Third-party estimates. Percentile figures (the snapshot card, the top 10 percent and top 1 percent thresholds, and the under-35 10th percentile) are DQYDJ’s estimates derived from the 2022 SCF public-use microdata, the same pinned dataset our net worth percentile calculator uses. They are labeled as estimates because the Federal Reserve does not publish that ladder directly. The median excluding home equity (roughly $57,900) comes from Pew/DQYDJ analyses of the same survey.
Dollar basis and vintage. Every figure is in 2022 dollars from the 2022 SCF, the most recent wave. Figures are not adjusted forward to current prices. Survey estimates carry sampling error, and upper-tail thresholds are the least precise.

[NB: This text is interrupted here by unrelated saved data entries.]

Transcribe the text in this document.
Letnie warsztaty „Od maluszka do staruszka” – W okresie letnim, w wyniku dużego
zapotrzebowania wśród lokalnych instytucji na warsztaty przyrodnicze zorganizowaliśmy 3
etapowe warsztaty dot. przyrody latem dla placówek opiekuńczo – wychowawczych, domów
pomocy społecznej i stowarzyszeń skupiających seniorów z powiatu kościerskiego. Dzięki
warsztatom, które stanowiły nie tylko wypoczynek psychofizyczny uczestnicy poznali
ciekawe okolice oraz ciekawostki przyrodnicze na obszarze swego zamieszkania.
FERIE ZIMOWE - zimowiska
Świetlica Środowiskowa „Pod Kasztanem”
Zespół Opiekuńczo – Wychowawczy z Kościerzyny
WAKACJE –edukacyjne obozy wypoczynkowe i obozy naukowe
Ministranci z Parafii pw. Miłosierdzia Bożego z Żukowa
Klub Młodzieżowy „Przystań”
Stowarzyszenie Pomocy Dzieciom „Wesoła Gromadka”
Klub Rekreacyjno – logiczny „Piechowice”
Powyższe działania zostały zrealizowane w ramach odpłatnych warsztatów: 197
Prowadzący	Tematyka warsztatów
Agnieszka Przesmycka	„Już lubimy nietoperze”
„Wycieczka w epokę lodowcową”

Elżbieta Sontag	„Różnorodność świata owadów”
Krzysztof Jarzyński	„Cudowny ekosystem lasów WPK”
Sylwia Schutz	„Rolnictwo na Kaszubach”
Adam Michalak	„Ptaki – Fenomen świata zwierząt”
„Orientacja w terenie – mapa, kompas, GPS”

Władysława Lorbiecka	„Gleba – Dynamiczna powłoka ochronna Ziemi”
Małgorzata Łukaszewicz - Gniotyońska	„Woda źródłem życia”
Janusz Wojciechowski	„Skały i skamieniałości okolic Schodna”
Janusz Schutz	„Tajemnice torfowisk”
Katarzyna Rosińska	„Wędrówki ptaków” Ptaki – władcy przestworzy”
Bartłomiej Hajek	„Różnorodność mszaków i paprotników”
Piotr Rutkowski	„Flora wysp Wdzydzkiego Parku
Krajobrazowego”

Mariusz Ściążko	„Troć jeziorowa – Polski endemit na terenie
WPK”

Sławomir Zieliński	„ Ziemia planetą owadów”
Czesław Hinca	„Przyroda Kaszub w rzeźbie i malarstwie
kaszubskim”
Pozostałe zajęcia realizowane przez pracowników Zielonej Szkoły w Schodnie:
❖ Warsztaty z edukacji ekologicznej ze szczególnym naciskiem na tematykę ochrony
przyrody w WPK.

Worked example. The formula visual and the liquid-vs-total card use a worked household computed by the same tested, decimal-precise engine behind the site’s net worth calculator ($628,000 of assets against $341,000 of debts), the identical example our net worth guide walks through. It is an illustration of the arithmetic, not a benchmark.
Refresh cadence. The SCF is triennial. The 2025 wave began fielding in March 2025, with results expected in late 2026 (a projection based on the Fed’s usual cycle, not an official date). This page refreshes when the new Bulletin publishes, with changes recorded in the site changelog. The main table is downloadable as CSV.
Data sources
- Federal Reserve Bulletin, Changes in U.S. Family Finances from 2019 to 2022, Table 2, the study’s primary source.
- Federal Reserve, Survey of Consumer Finances, the survey’s home page and interactive tables.
- Federal Reserve, Distributional Financial Accounts, wealth shares by percentile group.
- Census Bureau, The Wealth of Households: 2022, the SIPP second opinion and home-equity detail.
- DQYDJ, net worth percentiles, third-party estimates from the 2022 SCF public-use microdata.
- Richmond Fed Economic Brief 23-39, portfolio composition across the wealth distribution.
- The main table is downloadable as CSV under CC BY 4.0 with attribution to FinExplained; the underlying figures belong to the Federal Reserve’s published research.
The benchmark is context, not a grade
The median for your age band tells you where you stand among households; it cannot tell you whether you are on track for your own life, which depends on numbers only you have. Run the subtraction in the net worth calculator, see where it lands in the percentile calculator if you are curious, and then put the table away. The only line on this chart you control is your own, and it moves one quarter at a time.